Jakarta (parade.id)- Pergerakan Mahasiswa Islam Indonesia (PMII) Cabang Kota Makassar hari ini secara resmi mengeluarkan pernyataan sikap yang menuntut evaluasi menyeluruh terhadap kualitas kinerja Dewan Perwakilan Rakyat (DPR) RI. PMII menilai fungsi representasi parlemen saat ini tumpul dan tidak mencerminkan aspirasi publik, terutama terkait wacana pemberian gelar pahlawan kepada Soeharto serta prioritas legislasi nasional.
Dalam pernyataan tertulisnya, Kamis (20/11/2025), PMII Makassar menyoroti tiga poin desakan utama: penolakan rehabilitasi nama Soeharto, arah kebijakan legislasi (RUU KUHAP dan RUU Perampasan Aset), serta evaluasi fasilitas anggota dewan.
PMII Makassar menyatakan penolakan keras terhadap wacana penobatan Soeharto sebagai Pahlawan Nasional. Organisasi mahasiswa ini menegaskan bahwa sikap tersebut diambil berdasarkan pertimbangan moral dan data historis, bukan sentimen semata.

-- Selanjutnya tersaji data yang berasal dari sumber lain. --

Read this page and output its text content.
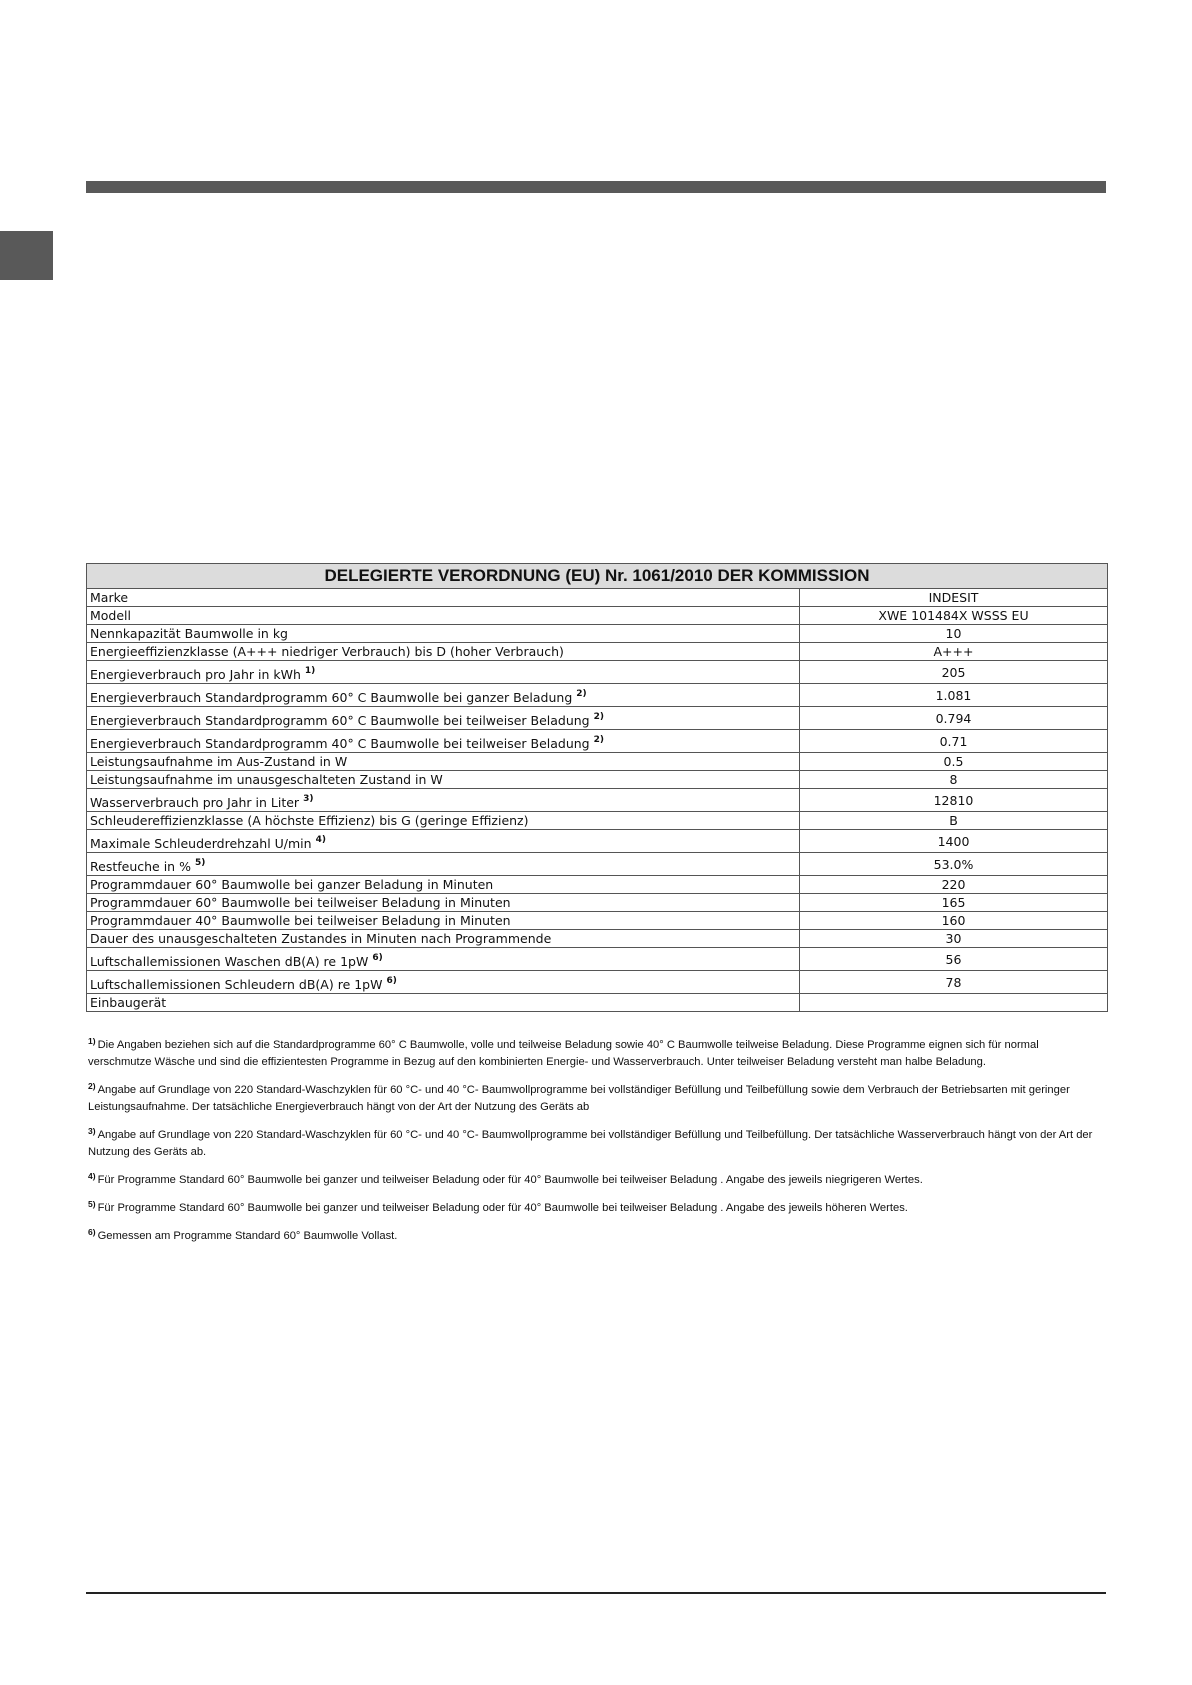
DELEGIERTE VERORDNUNG (EU) Nr. 1061/2010 DER KOMMISSION	
Marke	INDESIT
Modell	XWE 101484X WSSS EU
Nennkapazität Baumwolle in kg	10
Energieeffizienzklasse (A+++ niedriger Verbrauch) bis D (hoher Verbrauch)	A+++
Energieverbrauch pro Jahr in kWh $^{1)}$	205
Energieverbrauch Standardprogramm 60° C Baumwolle bei ganzer Beladung $^{2)}$	1.081
Energieverbrauch Standardprogramm 60° C Baumwolle bei teilweiser Beladung $^{2)}$	0.794
Energieverbrauch Standardprogramm 40° C Baumwolle bei teilweiser Beladung $^{2)}$	0.71
Leistungsaufnahme im Aus-Zustand in W	0.5
Leistungsaufnahme im unausgeschalteten Zustand in W	8
Wasserverbrauch pro Jahr in Liter $^{3)}$	12810
Schleudereffizienzklasse (A höchste Effizienz) bis G (geringe Effizienz)	B
Maximale Schleuderdrehzahl U/min $^{4)}$	1400
Restfeuche in % $^{5)}$	53.0%
Programmdauer 60° Baumwolle bei ganzer Beladung in Minuten	220
Programmdauer 60° Baumwolle bei teilweiser Beladung in Minuten	165
Programmdauer 40° Baumwolle bei teilweiser Beladung in Minuten	160
Dauer des unausgeschalteten Zustandes in Minuten nach Programmende	30
Luftschallemissionen Waschen dB(A) re 1pW $^{6)}$	56
Luftschallemissionen Schleudern dB(A) re 1pW $^{6)}$	78
Einbaugerät	

$^{1)}$ Die Angaben beziehen sich auf die Standardprogramme 60° C Baumwolle, volle und teilweise Beladung sowie 40° C Baumwolle teilweise Beladung. Diese Programme eignen sich für normal verschmutze Wäsche und sind die effizientesten Programme in Bezug auf den kombinierten Energie- und Wasserverbrauch. Unter teilweiser Beladung versteht man halbe Beladung.

$^{2)}$ Angabe auf Grundlage von 220 Standard-Waschzyklen für 60 °C- und 40 °C- Baumwollprogramme bei vollständiger Befüllung und Teilbefüllung sowie dem Verbrauch der Betriebsarten mit geringer Leistungsaufnahme. Der tatsächliche Energieverbrauch hängt von der Art der Nutzung des Geräts ab

$^{3)}$ Angabe auf Grundlage von 220 Standard-Waschzyklen für 60 °C- und 40 °C- Baumwollprogramme bei vollständiger Befüllung und Teilbefüllung. Der tatsächliche Wasserverbrauch hängt von der Art der Nutzung des Geräts ab.

$^{4)}$ Für Programme Standard 60° Baumwolle bei ganzer und teilweiser Beladung oder für 40° Baumwolle bei teilweiser Beladung . Angabe des jeweils niegrigeren Wertes.

$^{5)}$ Für Programme Standard 60° Baumwolle bei ganzer und teilweiser Beladung oder für 40° Baumwolle bei teilweiser Beladung . Angabe des jeweils höheren Wertes.

$^{6)}$ Gemessen am Programme Standard 60° Baumwolle Vollast.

“Kepemimpinan Soeharto telah meninggalkan luka yang sangat dalam bagi bangsa Indonesia, mulai dari pelanggaran HAM sistematis, korupsi yang merajalela, hingga pembungkaman kebebasan berekspresi. Upaya pemberian gelar pahlawan justru akan melegitimasi praktik otoriterisme,” bunyi kutipan resmi dari pernyataan sikap PMII Makassar.
PMII mempertanyakan sensivitas historis DPR yang dinilai abai terhadap fakta korupsi dan penindasan hak sipil selama 32 tahun masa Orde Baru.

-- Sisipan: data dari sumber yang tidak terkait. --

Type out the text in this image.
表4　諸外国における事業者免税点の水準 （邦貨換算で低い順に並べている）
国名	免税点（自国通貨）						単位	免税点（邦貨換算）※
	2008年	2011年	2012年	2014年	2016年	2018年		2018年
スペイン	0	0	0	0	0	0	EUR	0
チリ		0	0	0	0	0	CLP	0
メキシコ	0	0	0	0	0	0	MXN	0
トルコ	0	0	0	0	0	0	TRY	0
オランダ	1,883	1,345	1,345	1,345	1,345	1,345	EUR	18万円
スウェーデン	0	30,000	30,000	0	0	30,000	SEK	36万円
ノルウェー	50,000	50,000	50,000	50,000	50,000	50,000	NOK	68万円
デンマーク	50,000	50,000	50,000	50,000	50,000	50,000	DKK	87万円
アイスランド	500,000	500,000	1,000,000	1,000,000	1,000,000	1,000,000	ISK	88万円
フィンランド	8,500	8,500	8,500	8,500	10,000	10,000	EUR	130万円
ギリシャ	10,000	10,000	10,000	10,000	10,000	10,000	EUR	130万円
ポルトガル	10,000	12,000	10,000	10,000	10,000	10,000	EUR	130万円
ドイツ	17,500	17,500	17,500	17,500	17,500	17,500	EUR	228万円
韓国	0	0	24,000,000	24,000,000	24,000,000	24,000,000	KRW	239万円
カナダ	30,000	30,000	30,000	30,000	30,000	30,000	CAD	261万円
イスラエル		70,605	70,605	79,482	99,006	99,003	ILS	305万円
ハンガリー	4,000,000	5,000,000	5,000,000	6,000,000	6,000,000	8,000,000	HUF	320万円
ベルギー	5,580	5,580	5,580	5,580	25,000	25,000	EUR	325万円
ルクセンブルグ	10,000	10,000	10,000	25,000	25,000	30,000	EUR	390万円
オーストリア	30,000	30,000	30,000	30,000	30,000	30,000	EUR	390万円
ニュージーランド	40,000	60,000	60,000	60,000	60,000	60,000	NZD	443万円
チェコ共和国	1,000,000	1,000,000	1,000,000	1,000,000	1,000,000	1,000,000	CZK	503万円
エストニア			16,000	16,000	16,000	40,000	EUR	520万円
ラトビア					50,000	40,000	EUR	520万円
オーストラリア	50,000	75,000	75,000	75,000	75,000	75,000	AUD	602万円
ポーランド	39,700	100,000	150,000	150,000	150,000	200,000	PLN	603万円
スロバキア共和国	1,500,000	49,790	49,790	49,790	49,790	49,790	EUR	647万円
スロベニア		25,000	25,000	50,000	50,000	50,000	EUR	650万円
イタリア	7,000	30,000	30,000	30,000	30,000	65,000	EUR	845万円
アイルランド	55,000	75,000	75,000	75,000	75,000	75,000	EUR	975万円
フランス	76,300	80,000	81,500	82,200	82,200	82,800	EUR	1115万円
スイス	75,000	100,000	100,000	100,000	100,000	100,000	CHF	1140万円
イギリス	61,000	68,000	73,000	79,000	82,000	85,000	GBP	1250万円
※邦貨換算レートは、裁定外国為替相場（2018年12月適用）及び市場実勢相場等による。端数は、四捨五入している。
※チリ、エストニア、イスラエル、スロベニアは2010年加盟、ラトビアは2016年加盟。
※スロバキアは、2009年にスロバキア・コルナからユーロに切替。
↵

Selain isu sejarah, PMII Makassar juga mengkritik prioritas legislasi DPR. PMII menyatakan menolak pengesahan RUU KUHAP dalam bentuknya saat ini karena dinilai memuat pasal-pasal yang berpotensi merusak tatanan hukum dan demokrasi.
Sebaliknya, PMII mendesak DPR untuk memprioritaskan pengesahan Rancangan Undang-Undang (RUU) Perampasan Aset.
“Kami mendesak DPR segera mengesahkan RUU Perampasan Aset yang telah lama dinantikan masyarakat. RUU ini adalah instrumen vital untuk memiskinkan koruptor dan mengembalikan kerugian negara secara sistemis,” lanjut pernyataan tersebut.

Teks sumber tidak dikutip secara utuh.